The current implementation of the model-checker uses two distinct processes:

  • the SimGrid model-checker (simgrid-mc) itself lives in the parent process;
  • it spaws a child process for the SimGrid simulator/maestro and the simulated processes.

They communicate using a AF_UNIX SOCK_DGRAM socket and exchange messages defined in mc_protocol.h. The SIMGRID_MC_SOCKET_FD environment variable it set to the file descriptor of this socket in the child process.

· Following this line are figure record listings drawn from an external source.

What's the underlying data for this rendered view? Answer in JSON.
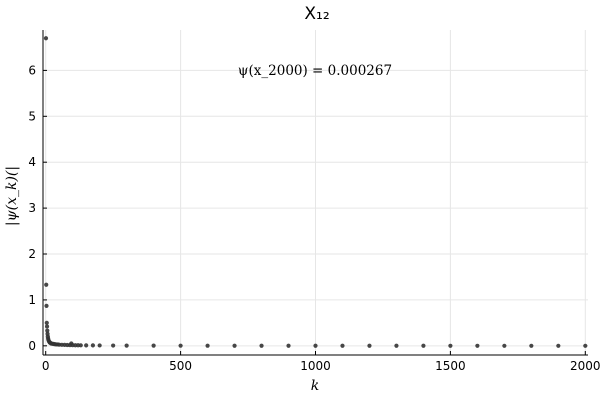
{
  "chart_data": {
    "type": "scatter",
    "title": "X₁₂",
    "xlabel": "k",
    "ylabel": "|ψ(x_k)(|",
    "annotation": "ψ(x_2000) = 0.000267",
    "xlim": [
      -10,
      2010
    ],
    "ylim": [
      -0.2,
      6.88
    ],
    "xticks": [
      0,
      500,
      1000,
      1500,
      2000
    ],
    "yticks": [
      0,
      1,
      2,
      3,
      4,
      5,
      6
    ],
    "grid": true,
    "legend": "none",
    "marker_color": "#333333",
    "series": [
      {
        "x": [
          1,
          2,
          3,
          4,
          5,
          6,
          7,
          8,
          9,
          10,
          12,
          14,
          16,
          18,
          20,
          25,
          30,
          35,
          40,
          45,
          50,
          60,
          70,
          80,
          90,
          95,
          100,
          110,
          120,
          130,
          150,
          175,
          200,
          250,
          300,
          400,
          500,
          600,
          700,
          800,
          900,
          1000,
          1100,
          1200,
          1300,
          1400,
          1500,
          1600,
          1700,
          1800,
          1900,
          2000
        ],
        "y": [
          6.7,
          1.33,
          0.87,
          0.5,
          0.42,
          0.33,
          0.26,
          0.2,
          0.16,
          0.13,
          0.1,
          0.08,
          0.07,
          0.06,
          0.05,
          0.045,
          0.04,
          0.035,
          0.03,
          0.03,
          0.025,
          0.022,
          0.02,
          0.018,
          0.016,
          0.05,
          0.015,
          0.013,
          0.012,
          0.011,
          0.01,
          0.009,
          0.008,
          0.006,
          0.005,
          0.004,
          0.003,
          0.0025,
          0.002,
          0.0018,
          0.0015,
          0.0012,
          0.001,
          0.0009,
          0.0008,
          0.0007,
          0.0006,
          0.0005,
          0.0004,
          0.00035,
          0.0003,
          0.000267
        ]
      }
    ]
  }
}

The model-checker analyzes, saves and restores the state of the model-checked process using the following techniques:

  • the model-checker reads and writes in the model-checked address space;
  • the model-cheker ptrace()s the model-checked process and is thus able to know the state of the model-checked process if it crashes;
  • DWARF debug informations are used to unwind the stack and identify local variables;
  • a custom heap is enabled in the model-checked process which allows the model checker to know which chunks are allocated and which are freed.

Address space

The AddressSpace is a base class used for both the model-checked process and its snapshots and has methods to read in the corresponding address space:

  • the Process class is a subclass representing the model-checked process;
  • the Snapshot class is a subclass representing a snapshot of the process.

Additional helper class include:

  • Remote<T> is the result of reading a T in a remote AddressSpace. For trivial types (int, etc.), it is convertible t o T;
  • RemotePtr<T> represents the address of an object of type T in some remote AddressSpace (it could be an alias to Remote<T*>).

ELF and DWARF

ELF is a standard executable file and dynamic libraries file format. DWARF is a standard for debug informations. Both are used on GNU/Linux systems and exploited by the model-checker to understand the model-checked process:

  • ObjectInformation represents the informations about a given ELF module (executable or shared-object);
  • Frame represents a subprogram scope (either a subprogram or a scope within the subprogram);
  • Type represents a type (eg. char*, int, std::string) and is referenced by variables (global, variables, parameters), functions (return type), and other types (type of a struct field, etc.);
  • LocationList and DwarfExpression are used to describe the location of variables.